Freeze! EU Proposal to Block Debtors’ Accounts


The European Commission has adopted a Proposal for a Regulation creating a European Asset Preservation Order. As the press release accompanying the Proposal explains:

The Regulation would establish a new European Account Preservation Order that would allow creditors to preserve the amount owed in a debtor’s bank account. This order can be of crucial importance in debt recovery proceedings because it would prevent debtors from removing or dissipating their assets during the time it takes to obtain and enforce a judgment on the merits. This will raise the prospects of successfully recovering cross-border debt.

The new European order will allow creditors to preserve funds in bank accounts under the same conditions in all Member States of the EU. Importantly, there will be no change to the national systems for preserving funds. The Commission is simply adding a European procedure that creditors can chose to use to recover claims abroad in other EU countries. The new procedure is an interim protection procedure. To actually get hold of the money, the creditor will have to obtain a final judgment on the case in accordance with national law or by using one of the simplified European procedures, such as the European Small Claims Procedure.

The European Account Preservation Order will be available to the creditor as an alternative to instruments existing under national law. It will be of a protective nature, meaning it will only block the debtor’s account but not allow money to be paid out to the creditor. The instrument will only apply to cross-border cases. The European Account Preservation Order will be issued in an ex parte procedure. This means that it would be issued without the debtor knowing about it, thus allowing for a “surprise effect”. The instrument provides common rules relating to jurisdiction, conditions and procedure for issuing an order; a disclosure order relating to bank accounts; how it should be enforced by national courts and authorities; and remedies for the debtor and other elements of defendant protection.

The proposed European Account Preservation Order Regulation will now pass to the European Parliament and the Council of the EU for adoption under the ordinary legislative procedure and by qualified majority.

Good news, it seems, for Italian cheesemakers, but less so for French frozen pizza manufacturers planning to default on mozzarella invoices.

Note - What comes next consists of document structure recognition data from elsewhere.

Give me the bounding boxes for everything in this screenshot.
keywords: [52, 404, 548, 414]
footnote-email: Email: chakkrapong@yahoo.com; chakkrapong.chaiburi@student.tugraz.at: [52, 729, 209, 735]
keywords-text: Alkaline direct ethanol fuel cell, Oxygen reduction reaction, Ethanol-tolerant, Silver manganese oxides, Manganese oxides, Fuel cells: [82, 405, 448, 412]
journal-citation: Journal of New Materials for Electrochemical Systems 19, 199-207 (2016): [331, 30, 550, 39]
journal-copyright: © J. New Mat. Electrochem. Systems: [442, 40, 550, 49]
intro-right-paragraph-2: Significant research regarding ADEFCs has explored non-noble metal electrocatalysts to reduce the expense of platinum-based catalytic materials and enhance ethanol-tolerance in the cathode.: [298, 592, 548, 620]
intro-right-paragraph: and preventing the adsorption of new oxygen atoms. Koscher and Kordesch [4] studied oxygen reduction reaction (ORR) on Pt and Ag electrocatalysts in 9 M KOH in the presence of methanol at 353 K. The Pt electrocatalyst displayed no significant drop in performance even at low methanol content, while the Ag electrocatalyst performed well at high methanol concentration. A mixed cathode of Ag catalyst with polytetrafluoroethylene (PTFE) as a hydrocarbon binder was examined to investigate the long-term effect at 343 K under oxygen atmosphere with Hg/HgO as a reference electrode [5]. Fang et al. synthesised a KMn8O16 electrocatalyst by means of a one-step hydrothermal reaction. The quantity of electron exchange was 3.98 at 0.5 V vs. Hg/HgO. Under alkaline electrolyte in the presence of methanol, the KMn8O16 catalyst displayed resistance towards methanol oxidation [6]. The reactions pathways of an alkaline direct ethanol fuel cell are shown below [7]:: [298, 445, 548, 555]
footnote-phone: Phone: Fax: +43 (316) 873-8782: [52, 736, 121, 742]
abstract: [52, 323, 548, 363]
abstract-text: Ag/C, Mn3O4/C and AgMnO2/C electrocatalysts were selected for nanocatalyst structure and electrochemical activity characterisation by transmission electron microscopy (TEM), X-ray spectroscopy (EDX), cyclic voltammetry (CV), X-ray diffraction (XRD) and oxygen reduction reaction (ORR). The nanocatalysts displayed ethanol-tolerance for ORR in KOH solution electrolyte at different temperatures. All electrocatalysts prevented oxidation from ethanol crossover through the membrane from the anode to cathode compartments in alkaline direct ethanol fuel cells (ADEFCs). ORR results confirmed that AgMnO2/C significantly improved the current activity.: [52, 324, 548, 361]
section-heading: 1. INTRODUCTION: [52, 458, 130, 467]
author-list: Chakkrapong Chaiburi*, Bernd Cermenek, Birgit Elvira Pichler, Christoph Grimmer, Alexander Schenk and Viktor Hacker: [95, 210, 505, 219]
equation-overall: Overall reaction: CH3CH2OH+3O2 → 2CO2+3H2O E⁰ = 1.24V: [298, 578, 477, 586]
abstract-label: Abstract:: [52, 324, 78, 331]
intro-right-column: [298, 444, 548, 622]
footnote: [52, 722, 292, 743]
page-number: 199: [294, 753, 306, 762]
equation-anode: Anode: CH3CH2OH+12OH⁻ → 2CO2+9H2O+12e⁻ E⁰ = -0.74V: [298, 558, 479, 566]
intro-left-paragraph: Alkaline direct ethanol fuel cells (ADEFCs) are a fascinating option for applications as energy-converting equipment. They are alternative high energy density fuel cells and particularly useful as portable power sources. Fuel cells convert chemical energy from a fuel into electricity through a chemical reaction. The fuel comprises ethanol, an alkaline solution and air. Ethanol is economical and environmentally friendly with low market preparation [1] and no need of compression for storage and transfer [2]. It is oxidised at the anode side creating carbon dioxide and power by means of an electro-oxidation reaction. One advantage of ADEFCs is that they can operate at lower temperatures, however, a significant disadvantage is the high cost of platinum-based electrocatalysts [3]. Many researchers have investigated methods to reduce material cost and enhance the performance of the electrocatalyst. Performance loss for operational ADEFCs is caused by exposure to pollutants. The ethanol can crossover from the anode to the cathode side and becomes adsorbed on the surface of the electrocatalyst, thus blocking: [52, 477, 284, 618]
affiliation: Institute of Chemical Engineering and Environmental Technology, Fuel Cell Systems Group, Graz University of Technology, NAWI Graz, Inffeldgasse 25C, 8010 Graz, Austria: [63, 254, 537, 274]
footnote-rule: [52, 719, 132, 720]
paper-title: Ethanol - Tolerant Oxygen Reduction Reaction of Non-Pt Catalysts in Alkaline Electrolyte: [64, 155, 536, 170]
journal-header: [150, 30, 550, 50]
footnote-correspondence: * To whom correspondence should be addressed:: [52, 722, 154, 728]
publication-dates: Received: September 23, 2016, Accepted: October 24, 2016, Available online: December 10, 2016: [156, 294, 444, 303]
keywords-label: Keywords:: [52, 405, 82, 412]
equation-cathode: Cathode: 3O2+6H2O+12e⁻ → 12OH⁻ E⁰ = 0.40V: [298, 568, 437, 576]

There will, no doubt, be more discussion of the Proposal on this site, once all have had a chance to digest its contents.

3 replies
  1. chebax says:

    I guess this should be warmly welcomed by the European law community. For the first time the EU seems to be prone to adopt an insturment “from above” concerning provisional remedies. Once acknowledged that differences between national laws make cross-border enforcement of provisional and protective measures rather slow and complicated this should be the optimal solution in overocoming this paradox of EU law by establishing uniform grounds of jurisdiciton and rules of enforcment. Provisional measures constitute the true bench of proof for EU judicial cooperation in civil and commercial matters, however, the Judgment Regulation has shown an awkward misinterest towards this topic and so does the latest proposal to amend the Regulation.
    Additionally, I see that the proposal admits such freezing of bank accounts to be granted following ex parte proceedings. This should shut defintely down arguments adversing such kind of proceeding in cross-border disputes and transantioanl litigation in the Eu should absolutely benefit from this crucial innovation.
    Let’s hope the debate will positevly progress.

  2. Ian Parker-Joseph says:

    I have some serious reservations about this latest proposal.

    ‘The European Account Preservation Order will be issued in an ex parte procedure. This means that it would be issued without the debtor knowing about it, thus allowing for a “surprise effect”.’

    This would suggest that there is an automatic assumption of guilt on the part of the debtor, without being able to either confront the accuser nor to challenge the alleged debt. That to me is wrong at every level.

    Further, I wonder how long it will take for the inevitable scope creep and abuses to seep into the system, as it has with the European Arrest Warrant, which is now being used for the most minor of cases. I am sure that Scope creep will see government agencies exploiting this as an opportunity to collect parking, speeding and other fines, again assuming guilt with no legal recourse in the first instance.

    To prevent abuses, extreme and severe penalties must also be put in place to ensure that vexatious creditor claims cannot stifle the cash flow of a competitor company, or that companies cannot use such an instrument in place of the normal judicial processes in the case of disputed amounts.